Dia mengajak Mario berjalan ke pojok ruangan lalu menyodorkan sebuah map pada Mario. Map itu berisi surat perjanjian kawin kontrak selama 5 tahun dengan Tante Inez.
Mario membaca sekilas isi surat perjanjian itu dan merasa tidak ada yang memberatkannya, dia pun menandatangani surat-surat itu. Dalam hatinya, Mario menguatkan tekadnya. Apa pun yang terjadi ke depannya, dia harus kuat menahan segalanya selama 5 tahun.
Petugas catatan sipil pun masuk ke ruangan bersama penghulu. Mereka menjalankan akad nikah dengan singkat lalu menandatangani berita acara pernikahan. Pak Toro bertindak sebagai saksi dari Tante Inez, sementara Pak Rudi Antareja menjadi saksi dari pihak Mario. Segalanya berjalan dengan lancar. Kini, Tante Inez telah sah menjadi istri Mario Chandra.

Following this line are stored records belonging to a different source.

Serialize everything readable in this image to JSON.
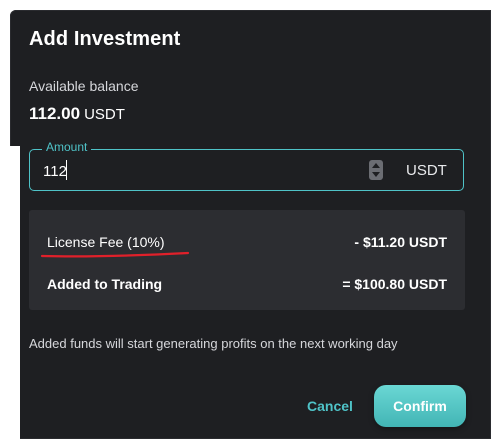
{
  "dialog": {
    "title": "Add Investment"
  },
  "balance": {
    "label": "Available balance",
    "amount": "112.00",
    "unit": "USDT"
  },
  "amount_field": {
    "legend": "Amount",
    "value": "112",
    "unit": "USDT"
  },
  "summary": {
    "fee_label": "License Fee (10%)",
    "fee_value": "- $11.20 USDT",
    "trading_label": "Added to Trading",
    "trading_value": "= $100.80 USDT"
  },
  "note": "Added funds will start generating profits on the next working day",
  "actions": {
    "cancel_label": "Cancel",
    "confirm_label": "Confirm"
  },
  "colors": {
    "accent": "#4fc3c8",
    "surface": "#1e1f22",
    "summary_bg": "#2c2d31",
    "annotation": "#e0202a"
  },
  "icons": {
    "stepper": "spinner-arrows-icon"
  }
}
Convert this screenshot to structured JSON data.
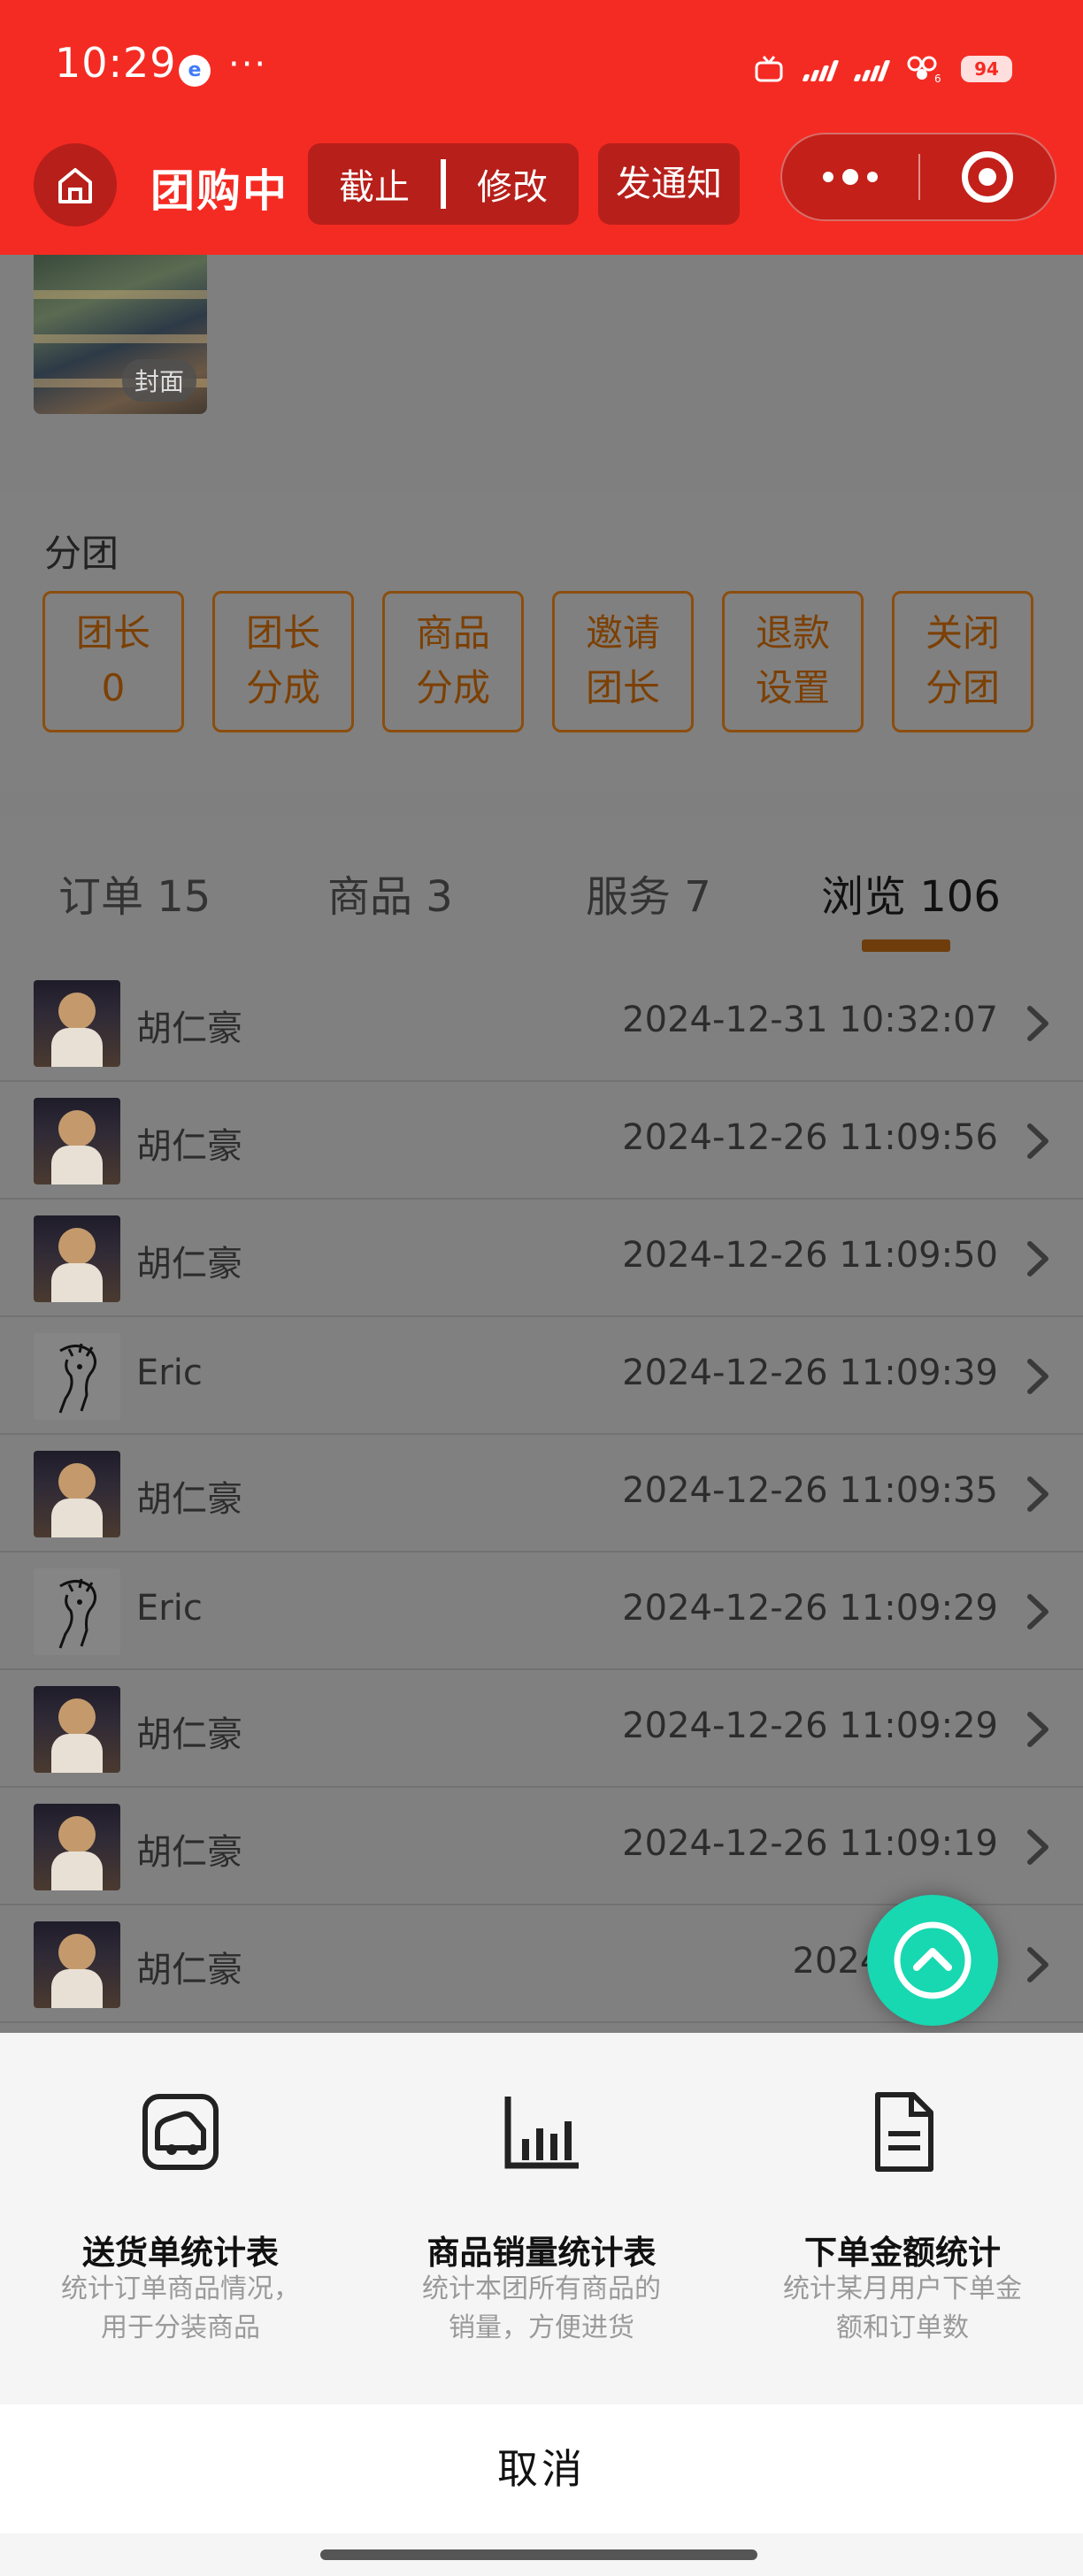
{
  "status_bar": {
    "time": "10:29",
    "more": "···",
    "battery": "94"
  },
  "nav": {
    "title": "团购中",
    "end_label": "截止",
    "edit_label": "修改",
    "notify_label": "发通知"
  },
  "cover": {
    "badge": "封面"
  },
  "fentuan": {
    "title": "分团",
    "buttons": [
      {
        "line1": "团长",
        "line2": "0"
      },
      {
        "line1": "团长",
        "line2": "分成"
      },
      {
        "line1": "商品",
        "line2": "分成"
      },
      {
        "line1": "邀请",
        "line2": "团长"
      },
      {
        "line1": "退款",
        "line2": "设置"
      },
      {
        "line1": "关闭",
        "line2": "分团"
      }
    ]
  },
  "tabs": [
    {
      "label": "订单 15"
    },
    {
      "label": "商品 3"
    },
    {
      "label": "服务 7"
    },
    {
      "label": "浏览 106"
    }
  ],
  "browse_list": [
    {
      "name": "胡仁豪",
      "time": "2024-12-31 10:32:07",
      "avatar": "photo"
    },
    {
      "name": "胡仁豪",
      "time": "2024-12-26 11:09:56",
      "avatar": "photo"
    },
    {
      "name": "胡仁豪",
      "time": "2024-12-26 11:09:50",
      "avatar": "photo"
    },
    {
      "name": "Eric",
      "time": "2024-12-26 11:09:39",
      "avatar": "sketch"
    },
    {
      "name": "胡仁豪",
      "time": "2024-12-26 11:09:35",
      "avatar": "photo"
    },
    {
      "name": "Eric",
      "time": "2024-12-26 11:09:29",
      "avatar": "sketch"
    },
    {
      "name": "胡仁豪",
      "time": "2024-12-26 11:09:29",
      "avatar": "photo"
    },
    {
      "name": "胡仁豪",
      "time": "2024-12-26 11:09:19",
      "avatar": "photo"
    },
    {
      "name": "胡仁豪",
      "time": "2024-12-26",
      "avatar": "photo"
    }
  ],
  "sheet": {
    "options": [
      {
        "title": "送货单统计表",
        "desc": "统计订单商品情况，用于分装商品",
        "icon": "delivery-truck-icon"
      },
      {
        "title": "商品销量统计表",
        "desc": "统计本团所有商品的销量，方便进货",
        "icon": "bar-chart-icon"
      },
      {
        "title": "下单金额统计",
        "desc": "统计某月用户下单金额和订单数",
        "icon": "document-icon"
      }
    ],
    "cancel_label": "取消"
  },
  "colors": {
    "brand_red": "#f42b23",
    "accent_teal": "#17d8b1",
    "accent_orange": "#d97a14"
  }
}
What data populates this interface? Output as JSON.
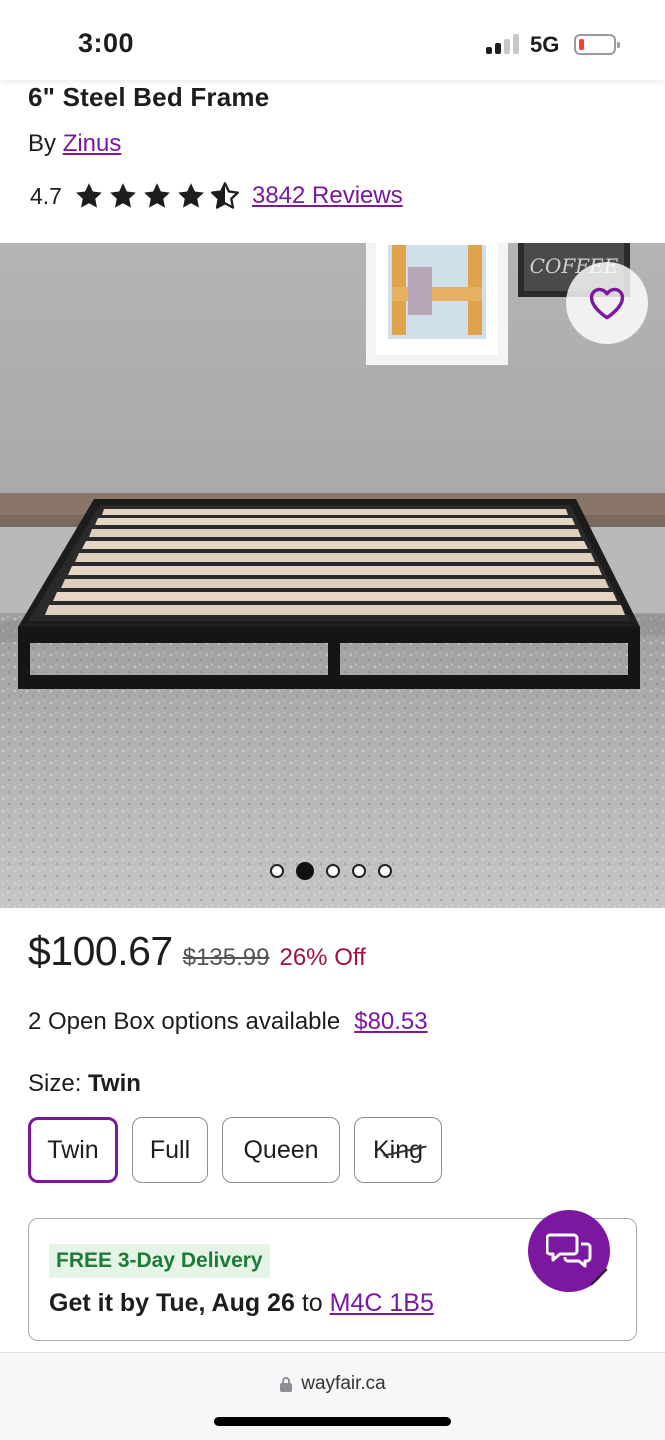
{
  "status_bar": {
    "time": "3:00",
    "network": "5G",
    "battery_color": "#ff3b30"
  },
  "product": {
    "title": "6\" Steel Bed Frame",
    "by_prefix": "By",
    "brand": "Zinus",
    "rating": "4.7",
    "stars": 4.5,
    "reviews_label": "3842 Reviews"
  },
  "gallery": {
    "image_count": 5,
    "active_index": 1,
    "favorite_icon": "heart-outline-icon"
  },
  "pricing": {
    "price": "$100.67",
    "original_price": "$135.99",
    "discount": "26% Off",
    "open_box_text": "2 Open Box options available",
    "open_box_price": "$80.53"
  },
  "size": {
    "label": "Size:",
    "selected": "Twin",
    "options": [
      "Twin",
      "Full",
      "Queen",
      "King"
    ]
  },
  "delivery": {
    "badge": "FREE 3-Day Delivery",
    "prefix": "Get it by Tue, Aug 26",
    "to": "to",
    "postal_code": "M4C 1B5"
  },
  "chat": {
    "icon": "chat-bubbles-icon"
  },
  "browser": {
    "url": "wayfair.ca"
  },
  "colors": {
    "accent": "#7b189f",
    "discount": "#a0113f",
    "free_green": "#1f7a39"
  }
}
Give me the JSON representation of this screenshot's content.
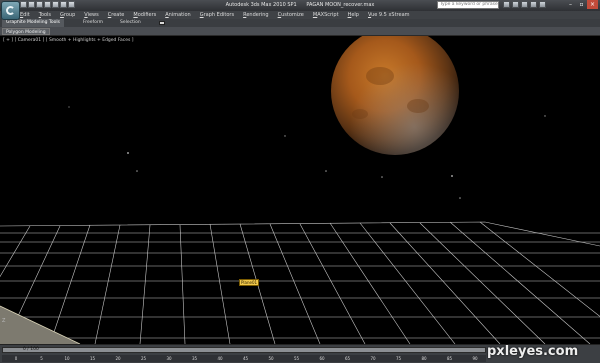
{
  "window": {
    "app_name": "Autodesk 3ds Max  2010 SP1",
    "file_name": "PAGAN MOON_recover.max"
  },
  "search": {
    "placeholder": "Type a keyword or phrase"
  },
  "menu": {
    "items": [
      "Edit",
      "Tools",
      "Group",
      "Views",
      "Create",
      "Modifiers",
      "Animation",
      "Graph Editors",
      "Rendering",
      "Customize",
      "MAXScript",
      "Help",
      "Vue 9.5 xStream"
    ]
  },
  "ribbon": {
    "tabs": [
      "Graphite Modeling Tools",
      "Freeform",
      "Selection"
    ],
    "active_tab": "Graphite Modeling Tools",
    "panel_label": "Polygon Modeling"
  },
  "viewport": {
    "label": "[ + ] [ Camera01 ] [ Smooth + Highlights + Edged Faces ]",
    "object_label": "Plane01",
    "grid_color": "#c8c8c8",
    "moon_color": "#b0611e",
    "axis_label": "Z"
  },
  "timeline": {
    "frame_counter": "0 / 100",
    "ticks": [
      "0",
      "5",
      "10",
      "15",
      "20",
      "25",
      "30",
      "35",
      "40",
      "45",
      "50",
      "55",
      "60",
      "65",
      "70",
      "75",
      "80",
      "85",
      "90"
    ]
  },
  "watermark": "pxleyes.com"
}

Petugas catatan sipil menyerahkan sepasang buku nikah kepada pasangan pengantin baru itu.
"Semoga sakinah, mawadah, warohmah ya, Pak, Bu," ucap petugas catatan sipil itu seraya bersalaman dengan Tante Inez dan Mario.
"Amin!" jawab Tante Inez dan Mario kompak lalu saling pandang dan tersenyum penuh arti.
Clara pun mendekati mereka dan memeluk pinggang Mamanya. "Selamat ya Mam. Om Mario sama Mama kan nanti malam pertama, kalau mau teriak-teriak boleh kok. Nanti Clara pura-pura nggak dengar ...," goda Clara dengan usil seraya tertawa berderai.
"Clara, iihhh mesum! Siapa ini yang ngajarin?!" omel Tante Inez dengan malu-malu.
Mario pun tertawa mendengar gurauan Clara. "Clara kan sudah gede, Mbak ... ya jelas sudah paham lah yang begituan ...," bela Mario seraya menatap Tante Inez dengan mesra.
Sepertinya justru Mario yang tidak sabar menantikan malam tiba. Malam pertamanya dengan Tante Inez.